Non pas du tout, c’est une question de hasard. J’ai toujours su ce qui m’intéressait pour faire de la musique, et dans ces magazines des passeurs parlaient du synthétiseur. Ils disaient « Tel truc va sortir qui fait ceci cela ». ça a résonné chez moi et j’ai suivi ça comme un collectionneur de machines. A l’époque, je me souviens qu’il y avait aussi Music Land, un magasin où on parlait entre mecs. Moi je ne me laissais pas influencer, mais j’écoutais. Là, récemment, je me suis fait influencer sur une machine que j’ai là, un vieux Korg. Je ne l’ai pas payé cher car je l’ai trouvé sur eBay, mais ça m’embarrasse.
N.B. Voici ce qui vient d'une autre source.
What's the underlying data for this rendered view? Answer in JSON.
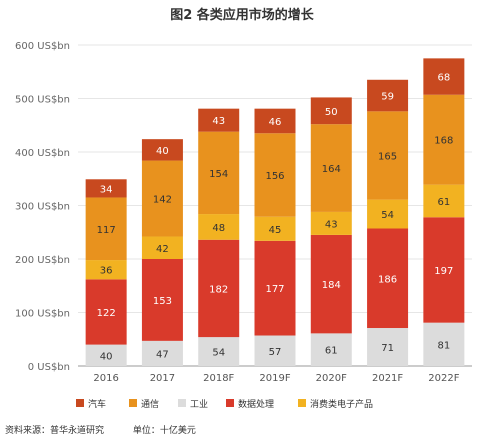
{
  "chart_data": {
    "type": "bar",
    "stacked": true,
    "title": "图2 各类应用市场的增长",
    "categories": [
      "2016",
      "2017",
      "2018F",
      "2019F",
      "2020F",
      "2021F",
      "2022F"
    ],
    "y_ticks": [
      "0 US$bn",
      "100 US$bn",
      "200 US$bn",
      "300 US$bn",
      "400 US$bn",
      "500 US$bn",
      "600 US$bn"
    ],
    "ylim": [
      0,
      600
    ],
    "grid": true,
    "legend_position": "bottom",
    "series": [
      {
        "name": "工业",
        "color": "#dcdcdc",
        "label_color": "#333333",
        "values": [
          40,
          47,
          54,
          57,
          61,
          71,
          81
        ]
      },
      {
        "name": "数据处理",
        "color": "#d93a2b",
        "label_color": "#ffffff",
        "values": [
          122,
          153,
          182,
          177,
          184,
          186,
          197
        ]
      },
      {
        "name": "消费类电子产品",
        "color": "#f2b221",
        "label_color": "#333333",
        "values": [
          36,
          42,
          48,
          45,
          43,
          54,
          61
        ]
      },
      {
        "name": "通信",
        "color": "#e8921e",
        "label_color": "#333333",
        "values": [
          117,
          142,
          154,
          156,
          164,
          165,
          168
        ]
      },
      {
        "name": "汽车",
        "color": "#c8491f",
        "label_color": "#ffffff",
        "values": [
          34,
          40,
          43,
          46,
          50,
          59,
          68
        ]
      }
    ],
    "legend_order": [
      "汽车",
      "通信",
      "工业",
      "数据处理",
      "消费类电子产品"
    ]
  },
  "footer": {
    "source": "资料来源：普华永道研究",
    "unit": "单位：十亿美元"
  }
}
Comme quoi je devrais choisir mes machines sans écouter personne.
Quand commencez-vous à vous équiper en ordinateurs ?
L’ordinateur, c’est venu plus tard. Pour Les paradis perdus je n’avais pas d’ordi, uniquement des synthés. Les mots bleus, pareil. Pour moi l’ordi arrive au début des années 80, avec les premiers Mac.
Votre premier ordinateur était un Mac ?
Oui, un petit Mac en noir et blanc, qui m’a d’ailleurs tué les yeux. Je ne sais plus quel logiciel c’était, mais c’était très intéressant. Je voulais faire de la programmation de séquences en temps réel et très peu d’ordinateurs et de synthés permettaient de faire ça. Mais aujourd’hui je ne travaille pas trop sur des plug-in, plutôt sur des machines tactiles.
Vous tenez à ce que la musique soit générée par des touches qui correspondent à des notes ?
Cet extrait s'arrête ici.